Здесь, должно упомянуть, что делалось под Смоленском, ибо прежде казалось неуместным прерывать нить происшествий, бывших по выезде гетмана из-под Смоленска до самого возврата его туда.

ГЛАВА IX.

Сведения об осаде Смоленска в отсутствие Жолкевского. — Смертность в Русском гарнизоне. — Представление Русского посольства Польскому королю. — Неудачи переговоров. — Причина этой неудачи. – Приезд Жолкевского в лагерь под Смоленском. — Его аудиенция у короля. — Его старания убедить короля принять предлагаемые Московскими боярами условия.

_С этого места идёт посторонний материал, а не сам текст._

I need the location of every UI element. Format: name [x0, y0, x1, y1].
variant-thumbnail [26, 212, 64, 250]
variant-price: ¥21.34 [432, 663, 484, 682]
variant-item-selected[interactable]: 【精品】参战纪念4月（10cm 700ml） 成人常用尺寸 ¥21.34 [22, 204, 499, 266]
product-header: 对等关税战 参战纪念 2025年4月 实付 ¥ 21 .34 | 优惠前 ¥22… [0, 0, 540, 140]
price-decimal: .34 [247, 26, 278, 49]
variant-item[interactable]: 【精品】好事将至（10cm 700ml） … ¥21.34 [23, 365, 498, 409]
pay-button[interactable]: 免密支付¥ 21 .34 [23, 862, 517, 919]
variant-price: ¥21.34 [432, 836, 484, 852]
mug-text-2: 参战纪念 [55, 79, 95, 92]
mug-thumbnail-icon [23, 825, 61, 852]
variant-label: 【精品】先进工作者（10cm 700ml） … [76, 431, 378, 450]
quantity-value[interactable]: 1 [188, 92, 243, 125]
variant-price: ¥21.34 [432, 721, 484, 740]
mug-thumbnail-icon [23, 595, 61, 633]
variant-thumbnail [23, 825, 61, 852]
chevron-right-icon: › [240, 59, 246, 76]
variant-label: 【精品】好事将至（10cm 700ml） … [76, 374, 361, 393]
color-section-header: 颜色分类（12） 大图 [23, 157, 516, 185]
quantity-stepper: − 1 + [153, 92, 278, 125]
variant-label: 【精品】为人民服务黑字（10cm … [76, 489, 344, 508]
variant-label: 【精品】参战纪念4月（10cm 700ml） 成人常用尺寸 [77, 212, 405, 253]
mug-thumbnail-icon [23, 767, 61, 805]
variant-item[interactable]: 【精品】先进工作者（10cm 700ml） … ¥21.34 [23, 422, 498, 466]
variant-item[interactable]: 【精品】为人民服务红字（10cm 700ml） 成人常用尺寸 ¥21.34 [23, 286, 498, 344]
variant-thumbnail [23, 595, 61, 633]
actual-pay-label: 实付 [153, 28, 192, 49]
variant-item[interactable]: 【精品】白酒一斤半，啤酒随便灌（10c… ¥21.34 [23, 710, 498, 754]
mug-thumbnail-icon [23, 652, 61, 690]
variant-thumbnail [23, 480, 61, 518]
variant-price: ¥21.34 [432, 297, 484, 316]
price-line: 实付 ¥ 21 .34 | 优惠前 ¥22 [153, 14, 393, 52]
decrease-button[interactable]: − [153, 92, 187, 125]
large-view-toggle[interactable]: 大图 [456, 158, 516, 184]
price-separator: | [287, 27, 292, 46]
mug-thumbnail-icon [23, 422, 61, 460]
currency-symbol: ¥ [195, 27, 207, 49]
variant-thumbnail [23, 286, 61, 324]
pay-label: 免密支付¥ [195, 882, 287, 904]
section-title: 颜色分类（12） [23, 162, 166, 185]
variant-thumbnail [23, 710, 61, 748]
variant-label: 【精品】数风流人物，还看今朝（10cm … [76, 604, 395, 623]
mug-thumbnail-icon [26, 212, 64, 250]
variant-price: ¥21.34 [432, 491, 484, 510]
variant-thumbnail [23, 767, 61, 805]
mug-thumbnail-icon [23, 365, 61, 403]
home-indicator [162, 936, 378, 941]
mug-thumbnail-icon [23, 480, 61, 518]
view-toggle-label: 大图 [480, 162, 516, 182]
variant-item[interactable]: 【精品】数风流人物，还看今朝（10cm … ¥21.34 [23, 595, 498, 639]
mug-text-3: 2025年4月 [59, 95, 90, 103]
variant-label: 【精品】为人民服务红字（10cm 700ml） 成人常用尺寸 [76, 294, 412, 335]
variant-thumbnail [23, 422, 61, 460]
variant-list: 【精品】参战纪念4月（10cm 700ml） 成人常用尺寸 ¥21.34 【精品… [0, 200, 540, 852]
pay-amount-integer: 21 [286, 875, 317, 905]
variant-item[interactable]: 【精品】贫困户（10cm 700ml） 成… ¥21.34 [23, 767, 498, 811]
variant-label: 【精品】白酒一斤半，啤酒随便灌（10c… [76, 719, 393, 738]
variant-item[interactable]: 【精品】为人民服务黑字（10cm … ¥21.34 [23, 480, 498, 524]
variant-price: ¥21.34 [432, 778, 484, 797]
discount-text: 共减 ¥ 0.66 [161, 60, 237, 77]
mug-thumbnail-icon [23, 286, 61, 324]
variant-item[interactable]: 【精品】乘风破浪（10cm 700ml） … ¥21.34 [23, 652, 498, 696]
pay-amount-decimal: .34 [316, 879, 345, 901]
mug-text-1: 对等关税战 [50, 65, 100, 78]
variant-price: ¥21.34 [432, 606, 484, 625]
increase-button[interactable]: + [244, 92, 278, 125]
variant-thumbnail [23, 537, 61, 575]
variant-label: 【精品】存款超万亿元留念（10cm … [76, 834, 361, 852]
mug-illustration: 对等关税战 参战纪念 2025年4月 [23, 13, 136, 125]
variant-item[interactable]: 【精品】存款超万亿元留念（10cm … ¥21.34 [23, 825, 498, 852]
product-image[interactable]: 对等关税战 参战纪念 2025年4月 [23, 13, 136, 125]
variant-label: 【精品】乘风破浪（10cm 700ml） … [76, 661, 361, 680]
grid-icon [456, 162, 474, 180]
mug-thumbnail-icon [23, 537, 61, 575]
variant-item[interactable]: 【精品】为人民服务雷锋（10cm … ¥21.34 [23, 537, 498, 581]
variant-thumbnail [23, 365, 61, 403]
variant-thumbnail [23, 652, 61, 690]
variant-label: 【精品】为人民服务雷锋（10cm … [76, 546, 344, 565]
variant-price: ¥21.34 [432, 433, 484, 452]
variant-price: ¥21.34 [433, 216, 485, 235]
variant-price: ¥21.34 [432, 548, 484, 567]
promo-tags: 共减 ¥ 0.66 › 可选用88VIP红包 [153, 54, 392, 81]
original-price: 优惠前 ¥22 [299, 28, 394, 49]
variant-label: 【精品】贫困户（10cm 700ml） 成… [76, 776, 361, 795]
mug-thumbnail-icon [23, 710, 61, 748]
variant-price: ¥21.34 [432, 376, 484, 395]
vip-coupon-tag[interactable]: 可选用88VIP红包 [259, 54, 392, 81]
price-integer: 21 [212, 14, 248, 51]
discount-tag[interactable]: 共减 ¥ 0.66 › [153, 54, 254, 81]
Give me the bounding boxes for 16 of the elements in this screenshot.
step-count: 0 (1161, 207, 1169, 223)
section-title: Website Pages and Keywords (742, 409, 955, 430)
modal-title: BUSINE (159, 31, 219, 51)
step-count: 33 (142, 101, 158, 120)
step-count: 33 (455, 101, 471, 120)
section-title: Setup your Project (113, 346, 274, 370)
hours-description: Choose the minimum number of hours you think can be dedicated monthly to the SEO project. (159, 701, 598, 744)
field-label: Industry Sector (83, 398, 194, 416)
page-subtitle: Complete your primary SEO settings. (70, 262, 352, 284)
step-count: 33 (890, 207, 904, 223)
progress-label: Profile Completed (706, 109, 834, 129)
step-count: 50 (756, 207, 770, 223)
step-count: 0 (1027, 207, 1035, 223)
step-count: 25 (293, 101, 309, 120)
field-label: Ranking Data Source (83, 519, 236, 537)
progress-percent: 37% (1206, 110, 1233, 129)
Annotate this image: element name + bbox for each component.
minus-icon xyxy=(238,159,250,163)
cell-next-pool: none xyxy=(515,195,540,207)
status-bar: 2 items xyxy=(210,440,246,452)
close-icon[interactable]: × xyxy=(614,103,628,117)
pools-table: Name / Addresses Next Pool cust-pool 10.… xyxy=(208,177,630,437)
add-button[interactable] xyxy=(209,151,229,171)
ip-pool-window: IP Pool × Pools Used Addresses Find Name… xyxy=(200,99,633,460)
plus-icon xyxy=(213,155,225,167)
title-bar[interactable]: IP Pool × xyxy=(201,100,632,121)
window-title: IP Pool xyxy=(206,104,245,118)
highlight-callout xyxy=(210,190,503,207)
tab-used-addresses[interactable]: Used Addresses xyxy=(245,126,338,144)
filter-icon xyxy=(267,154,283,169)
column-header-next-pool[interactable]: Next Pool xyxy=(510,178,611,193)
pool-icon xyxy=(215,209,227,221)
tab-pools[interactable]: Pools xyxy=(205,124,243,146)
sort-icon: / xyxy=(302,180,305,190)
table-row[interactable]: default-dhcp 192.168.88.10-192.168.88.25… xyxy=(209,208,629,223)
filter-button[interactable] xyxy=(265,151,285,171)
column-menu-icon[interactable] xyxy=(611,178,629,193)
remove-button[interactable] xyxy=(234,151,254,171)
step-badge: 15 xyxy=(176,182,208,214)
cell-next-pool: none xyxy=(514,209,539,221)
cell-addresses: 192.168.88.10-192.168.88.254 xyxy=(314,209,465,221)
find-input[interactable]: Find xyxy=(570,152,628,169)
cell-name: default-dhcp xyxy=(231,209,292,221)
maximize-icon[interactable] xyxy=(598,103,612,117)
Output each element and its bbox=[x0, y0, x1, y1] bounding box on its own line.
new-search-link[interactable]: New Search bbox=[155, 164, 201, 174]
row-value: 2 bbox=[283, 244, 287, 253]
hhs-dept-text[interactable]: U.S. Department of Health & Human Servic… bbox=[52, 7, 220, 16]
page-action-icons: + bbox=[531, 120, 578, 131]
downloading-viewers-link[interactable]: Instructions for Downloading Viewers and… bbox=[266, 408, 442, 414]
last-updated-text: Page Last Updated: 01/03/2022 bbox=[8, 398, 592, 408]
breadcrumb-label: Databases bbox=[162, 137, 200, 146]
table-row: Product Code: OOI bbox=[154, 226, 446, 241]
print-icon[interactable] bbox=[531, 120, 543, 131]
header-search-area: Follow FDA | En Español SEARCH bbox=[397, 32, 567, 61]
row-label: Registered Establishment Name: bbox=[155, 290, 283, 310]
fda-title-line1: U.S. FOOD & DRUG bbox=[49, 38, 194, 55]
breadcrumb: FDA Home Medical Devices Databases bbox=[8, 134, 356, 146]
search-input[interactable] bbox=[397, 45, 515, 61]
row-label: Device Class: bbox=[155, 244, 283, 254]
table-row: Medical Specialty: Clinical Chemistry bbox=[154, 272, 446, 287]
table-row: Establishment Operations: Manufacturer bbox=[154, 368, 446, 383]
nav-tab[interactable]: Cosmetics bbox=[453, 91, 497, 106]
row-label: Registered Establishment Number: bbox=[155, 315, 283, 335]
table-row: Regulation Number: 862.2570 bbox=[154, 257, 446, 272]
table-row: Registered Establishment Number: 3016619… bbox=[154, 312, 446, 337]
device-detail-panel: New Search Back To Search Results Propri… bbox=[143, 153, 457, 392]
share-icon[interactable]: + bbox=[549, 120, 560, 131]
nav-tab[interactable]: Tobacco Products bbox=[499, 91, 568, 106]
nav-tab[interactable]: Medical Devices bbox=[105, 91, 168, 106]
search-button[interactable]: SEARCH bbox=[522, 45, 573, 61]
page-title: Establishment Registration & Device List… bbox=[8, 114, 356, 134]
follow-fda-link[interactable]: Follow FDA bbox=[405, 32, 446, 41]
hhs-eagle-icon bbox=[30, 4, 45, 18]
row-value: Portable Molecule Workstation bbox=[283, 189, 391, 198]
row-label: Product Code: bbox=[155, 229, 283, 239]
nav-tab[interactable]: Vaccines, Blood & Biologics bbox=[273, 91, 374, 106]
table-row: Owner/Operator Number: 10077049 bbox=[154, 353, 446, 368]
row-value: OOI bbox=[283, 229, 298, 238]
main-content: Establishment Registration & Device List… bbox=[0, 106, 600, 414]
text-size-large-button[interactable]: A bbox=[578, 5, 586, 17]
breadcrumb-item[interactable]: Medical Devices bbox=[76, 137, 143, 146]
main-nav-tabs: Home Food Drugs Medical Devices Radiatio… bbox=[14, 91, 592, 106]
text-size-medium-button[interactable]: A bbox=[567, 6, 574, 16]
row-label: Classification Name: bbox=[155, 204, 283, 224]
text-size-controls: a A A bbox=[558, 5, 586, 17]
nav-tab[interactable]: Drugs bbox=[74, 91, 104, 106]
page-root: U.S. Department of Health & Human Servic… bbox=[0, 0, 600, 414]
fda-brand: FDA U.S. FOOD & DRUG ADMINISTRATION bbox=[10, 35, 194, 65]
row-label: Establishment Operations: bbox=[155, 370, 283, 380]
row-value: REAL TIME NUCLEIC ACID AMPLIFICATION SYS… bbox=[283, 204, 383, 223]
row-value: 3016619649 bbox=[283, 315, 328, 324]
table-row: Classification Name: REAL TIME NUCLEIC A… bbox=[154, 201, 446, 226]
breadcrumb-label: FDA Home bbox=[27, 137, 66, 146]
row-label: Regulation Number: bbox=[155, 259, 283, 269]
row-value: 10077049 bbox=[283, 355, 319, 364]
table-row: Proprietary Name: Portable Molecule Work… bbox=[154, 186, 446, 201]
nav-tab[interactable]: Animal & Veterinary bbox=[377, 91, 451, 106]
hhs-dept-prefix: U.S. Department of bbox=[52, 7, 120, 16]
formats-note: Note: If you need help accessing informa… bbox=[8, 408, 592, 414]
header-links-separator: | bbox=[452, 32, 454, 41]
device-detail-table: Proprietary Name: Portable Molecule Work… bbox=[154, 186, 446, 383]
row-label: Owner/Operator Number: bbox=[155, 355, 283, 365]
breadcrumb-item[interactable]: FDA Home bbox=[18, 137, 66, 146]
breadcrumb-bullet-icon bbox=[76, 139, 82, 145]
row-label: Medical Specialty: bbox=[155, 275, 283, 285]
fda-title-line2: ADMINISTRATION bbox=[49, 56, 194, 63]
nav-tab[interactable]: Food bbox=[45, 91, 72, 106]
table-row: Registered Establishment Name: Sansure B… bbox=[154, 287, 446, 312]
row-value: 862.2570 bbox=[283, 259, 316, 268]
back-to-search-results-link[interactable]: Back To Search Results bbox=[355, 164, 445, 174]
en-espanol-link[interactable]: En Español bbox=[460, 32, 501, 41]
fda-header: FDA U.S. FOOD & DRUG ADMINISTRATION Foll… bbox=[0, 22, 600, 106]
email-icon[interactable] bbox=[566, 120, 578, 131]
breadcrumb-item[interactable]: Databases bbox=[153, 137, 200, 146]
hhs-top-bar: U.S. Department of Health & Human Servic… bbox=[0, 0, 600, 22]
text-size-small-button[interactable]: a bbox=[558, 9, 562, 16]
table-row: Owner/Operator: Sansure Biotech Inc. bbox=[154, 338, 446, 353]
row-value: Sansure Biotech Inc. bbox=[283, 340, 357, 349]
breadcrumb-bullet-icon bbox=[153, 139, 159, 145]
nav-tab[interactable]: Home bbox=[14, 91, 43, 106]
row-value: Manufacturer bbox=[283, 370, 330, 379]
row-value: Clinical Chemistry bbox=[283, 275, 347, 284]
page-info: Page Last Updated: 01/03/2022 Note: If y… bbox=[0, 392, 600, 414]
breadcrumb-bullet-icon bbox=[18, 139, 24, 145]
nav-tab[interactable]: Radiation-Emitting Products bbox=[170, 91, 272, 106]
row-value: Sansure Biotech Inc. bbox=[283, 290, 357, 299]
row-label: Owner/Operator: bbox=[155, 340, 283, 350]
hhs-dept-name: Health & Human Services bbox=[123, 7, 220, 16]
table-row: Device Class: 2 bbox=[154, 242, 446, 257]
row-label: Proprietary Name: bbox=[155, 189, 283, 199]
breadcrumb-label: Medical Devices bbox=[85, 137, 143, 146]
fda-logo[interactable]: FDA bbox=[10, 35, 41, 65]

Воевода Брацлавский [Ян Потоцкий], надеясь легко взять Смоленск, коль скоро исправлены были орудия, приказал ставить и насыпать туры, за которыми постановлены были пушки, идучи с поля, налево от Копыцинских [копытинских] ворот, при помощи проведенного рва, из которого безопасно можно было ходить к шанцам и другим турам. Он не принимал в соображение того, что за стеною тут же непосредственно быль старый вал, вышиной более десяти локтей, во времена предков наших, бывший сильнейшим оплотом крепости, нежели эта каменная стена, построенная в царствование царя Феодора; и хотя бы стену [100] ниспровергнули, что сделать хорошими орудиями нетрудно, то все таки оный столь высокий вал служил препятствием ко входу в крепость, как оказалось после и на самом деле. К тому же еще не собраны были люди, которыми должно было осаждать крепость, и орудия, без всякого действия, по пустому стояли в шанцах в продолжение нескольких недель, пока наконец из Северской земли и еще, со старостью Велижским, из Белой не выступило всего на все около пятнадцати тысяч казаков. Потом, когда собрались все, воевода приказал из всех орудий разбивать прежде башни, — куртину состоявшую из каменной стены (здесь, кажется, видно намерение гетмана выказать ошибку Потоцкого, который вместо того, чтобы разбивать башни и уничтожить сим фланговую оборону, сосредоточил действие своей артиллерии против куртины.); и в самом деле, при деятельном действии пушек на среднюю бойницу [или амбразуру] как бы в средину стены, имевшей впадину согласно желанно стрелявших, стена не могла устоять против пальбы, и наконец обрушалась, сделав довольно широкий пролом; этим, однако, проломом войти в крепость не было никакой возможности, ибо как не были еще уничтожены боковые

обороны, (которых нельзя было миновать без явной опасности), так равно, имея сроку несколько недель и зная откуда будет попадание, укрепились Русские еще впереди помянутого вала, так что, ходя вокруг всей крепости, нигде не найдешь места сильнее этого.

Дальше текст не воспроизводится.